In this case, the court in its June 12, 2003 order required that the plaintiffs’ expert be available for deposition on specific dates in July, 2003. At the September 4, 2003 hearing, the plaintiffs’ counsel confirmed that the expert had been available as directed. Insofar as the court also had ordered that the plaintiffs would bear the costs for any depositions of its experts, any harm that might have flowed from inadequate preparation due to insufficient disclosure presumably would *840have been mitigated via the ordered cost shifting. In other words, if the depositions took longer than expected, it was the plaintiffs who would pay. Nevertheless, the defendants chose to forgo any attempt to depose Wiemik with the information they had received and moved instead to preclude his testimony altogether.
Under the circumstances, I believe the court’s stringent September 4, 2003 order, and the dismissal of the case that ultimately flowed therefrom, was an abuse of discretion.

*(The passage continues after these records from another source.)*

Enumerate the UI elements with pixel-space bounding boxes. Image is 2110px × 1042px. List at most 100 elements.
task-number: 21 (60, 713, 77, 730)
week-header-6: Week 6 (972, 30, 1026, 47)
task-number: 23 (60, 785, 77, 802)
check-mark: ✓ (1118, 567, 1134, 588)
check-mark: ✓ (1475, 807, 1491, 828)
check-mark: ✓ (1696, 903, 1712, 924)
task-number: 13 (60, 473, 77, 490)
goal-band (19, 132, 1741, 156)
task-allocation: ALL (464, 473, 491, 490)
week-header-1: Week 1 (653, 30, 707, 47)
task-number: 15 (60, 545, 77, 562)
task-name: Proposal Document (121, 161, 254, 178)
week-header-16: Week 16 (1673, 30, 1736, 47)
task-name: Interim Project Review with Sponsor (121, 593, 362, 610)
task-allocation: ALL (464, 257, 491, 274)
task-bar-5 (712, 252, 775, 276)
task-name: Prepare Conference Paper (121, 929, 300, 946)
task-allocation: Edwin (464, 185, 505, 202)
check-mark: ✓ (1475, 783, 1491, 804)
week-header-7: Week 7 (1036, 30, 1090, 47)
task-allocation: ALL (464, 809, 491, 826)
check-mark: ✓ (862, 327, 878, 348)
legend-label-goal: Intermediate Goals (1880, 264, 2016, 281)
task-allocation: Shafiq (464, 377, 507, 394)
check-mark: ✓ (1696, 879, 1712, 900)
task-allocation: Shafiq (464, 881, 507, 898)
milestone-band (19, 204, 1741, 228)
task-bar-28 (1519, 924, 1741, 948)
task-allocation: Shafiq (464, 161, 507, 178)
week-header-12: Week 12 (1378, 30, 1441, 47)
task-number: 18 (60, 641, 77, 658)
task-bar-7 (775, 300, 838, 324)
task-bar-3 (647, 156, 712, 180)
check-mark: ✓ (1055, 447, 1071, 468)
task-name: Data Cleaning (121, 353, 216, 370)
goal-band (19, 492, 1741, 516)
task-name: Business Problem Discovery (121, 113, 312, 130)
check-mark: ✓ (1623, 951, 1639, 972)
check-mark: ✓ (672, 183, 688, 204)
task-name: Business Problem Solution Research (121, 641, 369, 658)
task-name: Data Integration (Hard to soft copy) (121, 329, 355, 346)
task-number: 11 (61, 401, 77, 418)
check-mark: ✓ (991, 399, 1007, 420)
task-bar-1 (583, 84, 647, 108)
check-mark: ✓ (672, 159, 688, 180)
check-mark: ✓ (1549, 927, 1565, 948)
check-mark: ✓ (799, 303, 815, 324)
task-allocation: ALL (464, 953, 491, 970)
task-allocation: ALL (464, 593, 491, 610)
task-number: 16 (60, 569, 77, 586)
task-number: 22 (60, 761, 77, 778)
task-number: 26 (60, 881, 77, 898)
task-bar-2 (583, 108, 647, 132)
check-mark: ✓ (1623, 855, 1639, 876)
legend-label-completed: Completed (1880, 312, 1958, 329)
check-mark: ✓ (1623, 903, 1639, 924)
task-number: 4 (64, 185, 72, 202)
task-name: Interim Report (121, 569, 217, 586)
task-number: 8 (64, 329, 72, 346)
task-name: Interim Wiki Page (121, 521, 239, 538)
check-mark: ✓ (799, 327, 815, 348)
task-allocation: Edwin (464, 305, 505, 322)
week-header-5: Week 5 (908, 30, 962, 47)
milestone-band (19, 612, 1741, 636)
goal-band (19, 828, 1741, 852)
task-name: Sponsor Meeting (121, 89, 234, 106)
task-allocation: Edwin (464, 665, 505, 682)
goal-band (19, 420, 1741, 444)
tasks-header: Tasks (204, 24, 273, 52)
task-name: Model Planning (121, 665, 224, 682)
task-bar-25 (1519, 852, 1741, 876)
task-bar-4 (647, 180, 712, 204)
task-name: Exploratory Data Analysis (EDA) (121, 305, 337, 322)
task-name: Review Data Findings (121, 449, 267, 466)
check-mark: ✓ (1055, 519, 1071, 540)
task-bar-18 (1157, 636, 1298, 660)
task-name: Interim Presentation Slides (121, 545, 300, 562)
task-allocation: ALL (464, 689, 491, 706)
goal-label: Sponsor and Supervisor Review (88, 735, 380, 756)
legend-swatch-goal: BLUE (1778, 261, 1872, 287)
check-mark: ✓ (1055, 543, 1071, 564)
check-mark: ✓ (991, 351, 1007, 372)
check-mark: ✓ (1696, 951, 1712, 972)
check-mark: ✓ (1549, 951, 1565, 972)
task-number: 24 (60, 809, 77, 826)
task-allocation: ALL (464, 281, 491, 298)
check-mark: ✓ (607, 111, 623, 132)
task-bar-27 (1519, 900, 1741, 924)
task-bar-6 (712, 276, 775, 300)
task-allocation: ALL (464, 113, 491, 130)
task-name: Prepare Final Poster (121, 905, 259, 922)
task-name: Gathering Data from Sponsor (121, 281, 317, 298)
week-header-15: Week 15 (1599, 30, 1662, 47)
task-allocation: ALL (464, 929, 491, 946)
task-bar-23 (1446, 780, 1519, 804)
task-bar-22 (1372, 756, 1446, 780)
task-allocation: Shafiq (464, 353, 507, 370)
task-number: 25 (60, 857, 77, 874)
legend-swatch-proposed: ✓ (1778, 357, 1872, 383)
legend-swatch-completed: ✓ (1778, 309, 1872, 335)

I would reverse the judgment.
In that regard, the timing of the September 4, 2003 order, i.e., weeks before trial, also is troubling. Although the motions to preclude were filed on July 3 and 7, 2003, by the defendant physicians John T. DeMaio, John M. DaSilva, Michael J. Tortora and Lynn K. Davis, and contested the adequacy of the plaintiffs’ June 26, 2003 disclosure, the hearing on those motions was not held until September 4, 2003, leaving little time for the extensive supplementation then ordered by the court. It is unclear on appeal why two months elapsed before a hearing was held on the motions to preclude.
See footnote 5 of the majority opinion.
In Advanced Financial Services, Inc. v. Associated Appraisal Services, Inc., 79 Conn. App. 22, 44-45, 830 A.2d 240 (2003), we upheld the court’s preclusion of expert testimony where the defendants’ disclosure provided somewhat more information than the disclosures in Vitone, Sullivan and Menna. A significant factor in Advanced Financial Services, Inc., however, was the fact that the disclosure also was inaccurate and that the true topic of the experts’ testimony was not revealed until the hearing on a motion *837to preclude. Id., 45. Consequently, “the disclosure actually led the plaintiff astray of what the experts would testify about.” Id.
The plaintiffs provided a more specific supplemental disclosure with substantial additional detail on September 25,2003. Because they concededly were unable to comply with the requirements of the September 4, 2003 order, however, the court did not consider the supplemental disclosure.
The federal rules also allow for an expert to be deposed, but provide that “the deposition shall not be conducted until after the report [required by subsection (a) (2) (B)[ is provided.” Fed. R. Civ. P. 26 (b) (4) (A). Our rules do not include that restriction.